In the Early Childhood, we can imagine that our children are not yet independent in their thinking or even in their feeling life. They learn through imitation and imagination, often processing what they see through their play. We see that the students’ emotional life is a reflection of their parents’. Like a plant, children under the age of six need safe, fertile ground in which to grow; they take in what is around them like sponges. Therefore our greatest efforts should be made not in explaining, but rather in demonstrating. Keeping young children “out of their head” allows them to focus their energy where it is needed, toward the physical growth of their body. We know a major change takes place when those “plant” forces needed to grow are freed up for other pursuits through the change of teeth. After a child begins to lose teeth we see they are ready to enter a new phase of development, that of the feeling life.
Like the “animals” that “live in feeling” the student from Grade 1 to Grade 8 primarily learns through the feeling life, which is nurtured in through the imagination. Whether it is a soul journey with Martin Luther King Jr. in the upper grades or a fairy tale in the first grade, the imagination is used to awaken wonder in the world. When we feel things, we feel them in our heart, not our heads. Our heart, along with the lungs, work in an unconscious rhythmic way. Similarly in the grades, we use rhythmic activities to learn things such as our times tables. We utilize the rhythm of the day to bring harmony to the individual child going from activities that focus the child’s attention to activities where they can be more free, what we call the breathing of the class. Students of course can think, but they look to their teachers as the authority, or authors of the curriculum, trusting in what they bring as learned adults. They have unique capacity to memorize long stories and verses. When students begin to question their teachers and parents, we begin to see that they are beginning to think for themselves and are entering a new phase of development, adolescence.
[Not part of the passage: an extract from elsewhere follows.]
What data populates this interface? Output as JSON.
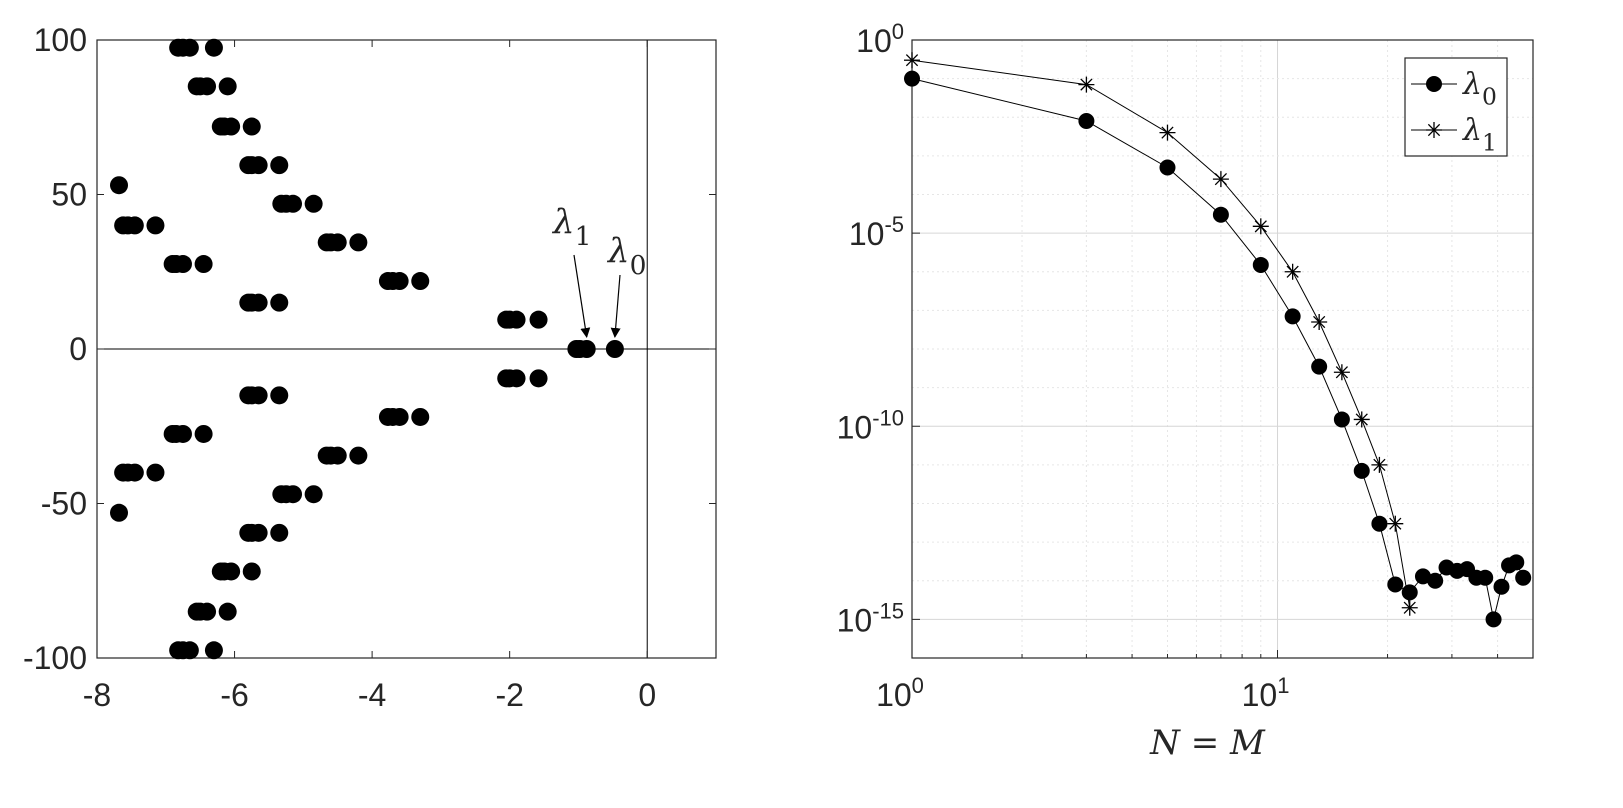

The adolescent who depended so much upon the example of the adults in the youngest years and the education of their feeling life in the grades, begin to emerge as their own unique selves, a process that will take them through high school and into college. We are often surprised at these individuals and who they are! They no longer look to the adults; initially, they look to their peers for guidance, forming social groups or cliches as they search for identity. As a school, we must meet them with a curriculum that challenges them to think independently and critically. They seek challenges. Like the kindergartner learning physical boundaries, the adolescent needs to come up against the challenges of the real world. The adolescent is undoubtedly going to make many mistakes and feel new depths of emotions, many of which are painful. As parents and teachers we tend the young spark of their individuality, allowing them to explore without fear of the “irrational” and “over-reacting” adults. In this way, the “human being ensouled” may “give dwelling to the spirit”.